International Committee of Mediterranean Games
- Formation: 1 January 1948; 78 years ago
- Type: Sports federation
- Headquarters: Athens
- Members: 26
- Official language: Arabic, English, French
- President: Francesco Purromuto
- Website: www.cijm.org.gr

= International Committee of Mediterranean Games =

Governing body of the Mediterranean Games

The International Committee of Mediterranean Games (Comité international des Jeux méditerranéens, CIJM) is the organization of the National Olympic Committees who presides, regulates and organizes the Mediterranean Games.
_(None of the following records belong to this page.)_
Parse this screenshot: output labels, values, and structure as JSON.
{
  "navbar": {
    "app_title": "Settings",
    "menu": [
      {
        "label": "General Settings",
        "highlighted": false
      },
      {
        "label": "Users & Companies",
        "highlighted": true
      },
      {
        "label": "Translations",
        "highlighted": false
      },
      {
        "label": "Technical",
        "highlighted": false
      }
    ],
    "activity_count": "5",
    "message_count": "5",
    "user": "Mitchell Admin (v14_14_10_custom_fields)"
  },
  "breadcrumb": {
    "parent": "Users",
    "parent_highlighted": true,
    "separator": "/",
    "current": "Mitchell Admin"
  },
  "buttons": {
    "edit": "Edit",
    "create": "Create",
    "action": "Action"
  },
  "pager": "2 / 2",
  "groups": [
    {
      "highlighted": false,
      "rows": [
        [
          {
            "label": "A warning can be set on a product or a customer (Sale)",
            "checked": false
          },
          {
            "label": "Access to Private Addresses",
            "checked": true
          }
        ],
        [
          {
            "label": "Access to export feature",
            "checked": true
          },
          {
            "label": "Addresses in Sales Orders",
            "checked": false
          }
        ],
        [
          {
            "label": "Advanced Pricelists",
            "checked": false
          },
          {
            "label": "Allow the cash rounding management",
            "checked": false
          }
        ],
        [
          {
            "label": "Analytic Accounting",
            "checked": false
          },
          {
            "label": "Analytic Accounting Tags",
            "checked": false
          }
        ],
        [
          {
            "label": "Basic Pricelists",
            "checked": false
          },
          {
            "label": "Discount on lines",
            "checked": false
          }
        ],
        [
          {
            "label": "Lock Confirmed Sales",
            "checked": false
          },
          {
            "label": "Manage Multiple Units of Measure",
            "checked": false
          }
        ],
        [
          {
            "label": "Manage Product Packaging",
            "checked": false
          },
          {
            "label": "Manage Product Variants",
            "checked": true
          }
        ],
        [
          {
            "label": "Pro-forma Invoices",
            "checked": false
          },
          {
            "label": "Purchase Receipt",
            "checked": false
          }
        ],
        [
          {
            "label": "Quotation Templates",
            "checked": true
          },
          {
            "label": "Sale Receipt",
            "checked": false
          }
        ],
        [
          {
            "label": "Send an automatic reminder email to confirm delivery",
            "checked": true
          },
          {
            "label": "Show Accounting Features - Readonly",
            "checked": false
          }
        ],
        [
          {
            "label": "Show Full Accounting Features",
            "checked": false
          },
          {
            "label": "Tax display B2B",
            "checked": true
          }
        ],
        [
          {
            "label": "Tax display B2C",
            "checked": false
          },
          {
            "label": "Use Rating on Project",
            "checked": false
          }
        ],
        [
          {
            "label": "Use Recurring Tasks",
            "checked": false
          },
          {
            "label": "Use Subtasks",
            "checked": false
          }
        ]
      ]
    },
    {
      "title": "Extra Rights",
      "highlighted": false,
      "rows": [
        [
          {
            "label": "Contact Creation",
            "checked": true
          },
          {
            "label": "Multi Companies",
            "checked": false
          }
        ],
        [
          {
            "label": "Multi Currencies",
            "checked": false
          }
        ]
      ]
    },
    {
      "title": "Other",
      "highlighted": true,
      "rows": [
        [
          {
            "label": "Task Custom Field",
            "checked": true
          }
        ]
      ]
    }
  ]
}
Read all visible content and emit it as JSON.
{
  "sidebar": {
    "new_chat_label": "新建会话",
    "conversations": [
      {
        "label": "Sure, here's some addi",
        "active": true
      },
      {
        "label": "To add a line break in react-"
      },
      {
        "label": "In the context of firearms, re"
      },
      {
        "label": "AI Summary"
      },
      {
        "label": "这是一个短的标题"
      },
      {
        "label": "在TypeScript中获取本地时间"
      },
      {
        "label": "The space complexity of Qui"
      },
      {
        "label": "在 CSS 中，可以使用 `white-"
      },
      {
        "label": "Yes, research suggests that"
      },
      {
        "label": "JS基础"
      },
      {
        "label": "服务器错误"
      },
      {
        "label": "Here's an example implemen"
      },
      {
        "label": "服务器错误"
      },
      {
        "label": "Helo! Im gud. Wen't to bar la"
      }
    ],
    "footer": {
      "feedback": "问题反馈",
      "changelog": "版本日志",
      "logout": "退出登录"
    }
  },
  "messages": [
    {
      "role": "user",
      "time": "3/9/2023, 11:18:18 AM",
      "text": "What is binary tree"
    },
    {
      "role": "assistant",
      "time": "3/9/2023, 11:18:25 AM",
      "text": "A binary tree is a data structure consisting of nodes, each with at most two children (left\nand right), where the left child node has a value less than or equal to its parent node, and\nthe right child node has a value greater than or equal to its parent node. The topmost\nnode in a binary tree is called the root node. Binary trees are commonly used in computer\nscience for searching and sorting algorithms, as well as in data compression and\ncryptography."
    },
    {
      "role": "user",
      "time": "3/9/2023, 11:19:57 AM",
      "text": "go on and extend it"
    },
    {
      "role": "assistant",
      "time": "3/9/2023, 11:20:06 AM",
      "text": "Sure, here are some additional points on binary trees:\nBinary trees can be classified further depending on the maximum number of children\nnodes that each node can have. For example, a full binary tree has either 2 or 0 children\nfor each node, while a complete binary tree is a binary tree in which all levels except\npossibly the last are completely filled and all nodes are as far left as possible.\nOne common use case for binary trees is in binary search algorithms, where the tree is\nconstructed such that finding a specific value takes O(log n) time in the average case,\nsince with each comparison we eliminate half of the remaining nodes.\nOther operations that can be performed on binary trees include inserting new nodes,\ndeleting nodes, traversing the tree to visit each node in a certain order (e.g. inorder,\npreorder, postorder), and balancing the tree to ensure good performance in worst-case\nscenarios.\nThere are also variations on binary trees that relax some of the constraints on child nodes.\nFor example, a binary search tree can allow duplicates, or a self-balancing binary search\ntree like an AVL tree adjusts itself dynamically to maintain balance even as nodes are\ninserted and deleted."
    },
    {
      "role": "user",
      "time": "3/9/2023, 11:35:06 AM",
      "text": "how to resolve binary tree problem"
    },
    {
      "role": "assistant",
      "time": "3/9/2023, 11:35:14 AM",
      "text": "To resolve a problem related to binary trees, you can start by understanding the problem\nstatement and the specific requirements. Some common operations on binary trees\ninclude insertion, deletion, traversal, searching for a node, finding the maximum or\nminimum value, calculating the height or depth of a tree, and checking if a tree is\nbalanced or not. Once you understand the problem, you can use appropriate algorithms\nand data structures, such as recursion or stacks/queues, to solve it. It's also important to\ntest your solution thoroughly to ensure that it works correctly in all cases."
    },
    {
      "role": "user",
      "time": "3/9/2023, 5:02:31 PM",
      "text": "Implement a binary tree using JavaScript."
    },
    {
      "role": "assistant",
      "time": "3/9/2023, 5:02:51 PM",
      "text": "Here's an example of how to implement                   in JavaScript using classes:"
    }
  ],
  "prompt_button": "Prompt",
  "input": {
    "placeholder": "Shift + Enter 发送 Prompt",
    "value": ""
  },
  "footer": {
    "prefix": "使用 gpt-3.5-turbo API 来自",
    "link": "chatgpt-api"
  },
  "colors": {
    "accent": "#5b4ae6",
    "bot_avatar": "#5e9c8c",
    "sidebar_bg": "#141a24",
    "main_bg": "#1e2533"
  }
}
It is based in sport complex OACA in Athens.

==History==
During the 3rd edition of the Mediterranean Games in 1959 in Beirut, the head of the organization and the president of the Lebanese Olympic Committee Gabriel Jemayel, also International Olympic Committee member, realized that the existence of these Games was fragile and therefore decided to create the CIJM which intervened officially on 16 June 1961.

Of all the National Olympic Committees within the Olympic Movement bordering the Mediterranean Sea, Israel and Palestine have not participated in the games, nor has Great Britain who represents the British Overseas Territory of Gibraltar and Akrotiri and Dhekelia.

In the case of Israel, Allen Guttman in The Games Must Go On argued that Israel's exclusion is both antisemitic and politically motivated due to antagonism towards Israel by the participating Arab nations. The IOC's Avery Brundage was not supportive of Israel's desire to compete, saying: "I cannot understand why anyone wants to go where he is not wanted". The International Amateur Athletics Federation pushed the issue at the 1959 Mediterranean Games in Beirut by refusing to grant permission to hold an athletics competition unless Israel were allowed to compete. Lebanese games organizer Gabriel Gemayel conceded to this, but sidestepped the ruling by holding a parallel Lebanese Games comprising athletics events between the present nations alongside the official Mediterranean Games competitions.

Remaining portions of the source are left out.